Kristi Guillory is known throughout Acadiana as a precocious Cajun-French musician with formidable academic credentials and responsibility for fronting Bonsoir, Catin, the leading female Cajun band to emerge from the past decade in Acadiana. She’s been writing Cajun-French tunes since childhood, having been one of the few fortunate musicians of her generation who grew up speaking the language, and some of her songs are already becoming part of the traditional Cajun-French repertoire.
You might expect her first solo album to include a few of her favorite obscure Cajun tunes, some new French-Cajun compositions, and maybe a couple of honky tonk-flavored numbers for a change of pace. Guess again. Broken Glass comes tearing out of the box on an insistent rock beat and whiplash alt-country electric-guitar lines, muscling its way through half a dozen of Guillory’s Southern-fried/alt-country compositions.
When the proceedings give way to a restrained, respectful take on the über-traditional “Tennessee Waltz,” the song seems like a strange choice until you hear the lines, “It’s stronger than drink, and deeper than sorrow / this darkness she left in my heart,” and everything falls into place.

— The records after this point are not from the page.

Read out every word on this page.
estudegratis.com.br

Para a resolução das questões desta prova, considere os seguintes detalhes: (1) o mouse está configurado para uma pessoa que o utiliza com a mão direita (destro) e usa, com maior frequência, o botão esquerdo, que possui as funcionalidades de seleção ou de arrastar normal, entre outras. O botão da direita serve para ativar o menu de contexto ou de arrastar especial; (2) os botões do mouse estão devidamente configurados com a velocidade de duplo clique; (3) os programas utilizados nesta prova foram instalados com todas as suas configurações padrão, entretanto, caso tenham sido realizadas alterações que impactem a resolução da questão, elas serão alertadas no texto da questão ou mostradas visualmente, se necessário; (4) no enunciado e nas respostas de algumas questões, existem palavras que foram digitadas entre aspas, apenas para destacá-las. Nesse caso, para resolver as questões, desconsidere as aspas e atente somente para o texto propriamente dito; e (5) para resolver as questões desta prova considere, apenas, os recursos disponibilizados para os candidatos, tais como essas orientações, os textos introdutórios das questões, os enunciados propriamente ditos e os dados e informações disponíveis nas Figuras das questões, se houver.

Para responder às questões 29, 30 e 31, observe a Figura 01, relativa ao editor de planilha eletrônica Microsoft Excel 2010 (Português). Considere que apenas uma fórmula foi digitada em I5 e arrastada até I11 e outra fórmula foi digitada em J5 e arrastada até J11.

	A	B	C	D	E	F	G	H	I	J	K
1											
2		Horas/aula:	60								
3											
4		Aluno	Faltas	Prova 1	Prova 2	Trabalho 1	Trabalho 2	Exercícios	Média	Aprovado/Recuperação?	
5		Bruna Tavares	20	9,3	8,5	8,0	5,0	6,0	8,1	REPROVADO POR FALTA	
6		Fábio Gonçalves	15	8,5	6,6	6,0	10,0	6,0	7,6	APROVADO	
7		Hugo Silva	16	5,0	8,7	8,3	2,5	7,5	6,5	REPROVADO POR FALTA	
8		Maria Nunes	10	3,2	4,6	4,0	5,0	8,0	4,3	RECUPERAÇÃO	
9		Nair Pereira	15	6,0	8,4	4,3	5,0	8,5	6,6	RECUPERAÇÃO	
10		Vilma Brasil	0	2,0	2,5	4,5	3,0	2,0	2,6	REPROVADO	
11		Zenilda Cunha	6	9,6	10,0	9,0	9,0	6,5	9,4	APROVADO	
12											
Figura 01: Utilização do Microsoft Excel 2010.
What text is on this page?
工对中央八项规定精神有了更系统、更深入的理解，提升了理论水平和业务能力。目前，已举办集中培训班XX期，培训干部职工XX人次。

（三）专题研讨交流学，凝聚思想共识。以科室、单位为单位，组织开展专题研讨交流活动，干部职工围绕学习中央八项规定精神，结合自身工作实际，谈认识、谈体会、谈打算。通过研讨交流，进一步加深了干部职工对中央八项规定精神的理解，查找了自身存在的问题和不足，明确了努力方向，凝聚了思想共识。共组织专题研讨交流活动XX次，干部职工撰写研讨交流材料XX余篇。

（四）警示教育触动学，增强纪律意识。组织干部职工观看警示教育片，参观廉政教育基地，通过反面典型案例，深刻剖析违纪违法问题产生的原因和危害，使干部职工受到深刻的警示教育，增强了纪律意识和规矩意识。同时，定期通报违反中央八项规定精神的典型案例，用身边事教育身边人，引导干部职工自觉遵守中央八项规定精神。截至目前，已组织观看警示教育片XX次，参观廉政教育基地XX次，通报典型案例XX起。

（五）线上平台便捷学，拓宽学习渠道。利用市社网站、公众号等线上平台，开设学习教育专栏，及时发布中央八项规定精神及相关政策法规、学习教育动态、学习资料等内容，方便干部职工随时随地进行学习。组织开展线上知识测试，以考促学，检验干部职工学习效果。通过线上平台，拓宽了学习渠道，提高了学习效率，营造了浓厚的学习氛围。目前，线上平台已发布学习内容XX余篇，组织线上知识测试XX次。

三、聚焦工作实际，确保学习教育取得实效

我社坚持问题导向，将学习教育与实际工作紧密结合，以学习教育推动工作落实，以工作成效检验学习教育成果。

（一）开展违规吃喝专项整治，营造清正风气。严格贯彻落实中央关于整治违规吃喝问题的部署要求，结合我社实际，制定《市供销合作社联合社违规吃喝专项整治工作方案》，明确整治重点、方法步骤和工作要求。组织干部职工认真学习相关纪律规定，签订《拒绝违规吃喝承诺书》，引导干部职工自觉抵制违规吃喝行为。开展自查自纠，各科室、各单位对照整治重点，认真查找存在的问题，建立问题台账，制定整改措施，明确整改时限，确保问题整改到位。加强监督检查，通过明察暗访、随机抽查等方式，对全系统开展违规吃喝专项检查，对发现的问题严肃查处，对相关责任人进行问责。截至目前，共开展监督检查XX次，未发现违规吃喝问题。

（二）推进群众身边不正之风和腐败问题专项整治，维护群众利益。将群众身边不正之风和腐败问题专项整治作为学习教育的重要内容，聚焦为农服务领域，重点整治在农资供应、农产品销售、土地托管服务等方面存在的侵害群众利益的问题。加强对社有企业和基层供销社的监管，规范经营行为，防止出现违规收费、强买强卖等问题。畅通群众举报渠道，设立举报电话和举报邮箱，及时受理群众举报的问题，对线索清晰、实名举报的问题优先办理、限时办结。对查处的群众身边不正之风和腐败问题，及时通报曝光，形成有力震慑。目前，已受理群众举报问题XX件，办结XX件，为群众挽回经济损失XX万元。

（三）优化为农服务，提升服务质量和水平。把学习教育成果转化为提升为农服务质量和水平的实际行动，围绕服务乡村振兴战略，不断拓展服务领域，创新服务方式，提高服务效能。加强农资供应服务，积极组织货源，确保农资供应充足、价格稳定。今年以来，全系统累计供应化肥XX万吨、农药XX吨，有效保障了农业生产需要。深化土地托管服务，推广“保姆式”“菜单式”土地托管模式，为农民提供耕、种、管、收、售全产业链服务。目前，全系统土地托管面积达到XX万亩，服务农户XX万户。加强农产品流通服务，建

This is Kristi Guillory’s “coming out” party—her first attempt at songwriting in English in a contemporary mode, and she succeeds beyond expectation. The songs are well-made, simple, direct and unflinching, while their wild-and-woolly settings—presented here in a slightly rough mix—suit them perfectly. Drawing on traditionally dark themes of love, loss, despair and death, the whole is held together by Guillory’s unvarnished, alto-register vocals, plainly dressed and rendered with a slight air of detachment.
The six songs range in subject matter from anxious introspection to the presence of mortality and the very real dangers of working on the Gulf Coast’s offshore drilling rigs. They stand up extremely well to repeated listening, as Guillory’s compelling voice consistently strikes the tone halfway between confession and observation. Given her gruff alto, folk-rock inspiration, and keen eye for detail, it seems only natural to hear in what is clearly an auspicious debut something like a nascent Lucinda Williams arriving on the Cajun scene, only one with fewer pretensions, barely a trace of blatant commercial ambition, and far-more-solid grounding in musical craftsmanship. Based on these accomplishments, it’s safe to say that Kristi Guillory clearly holds the potential of one day becoming a significant Cajun singer-songwriter working in a contemporary, alt-country/indie-rock mode.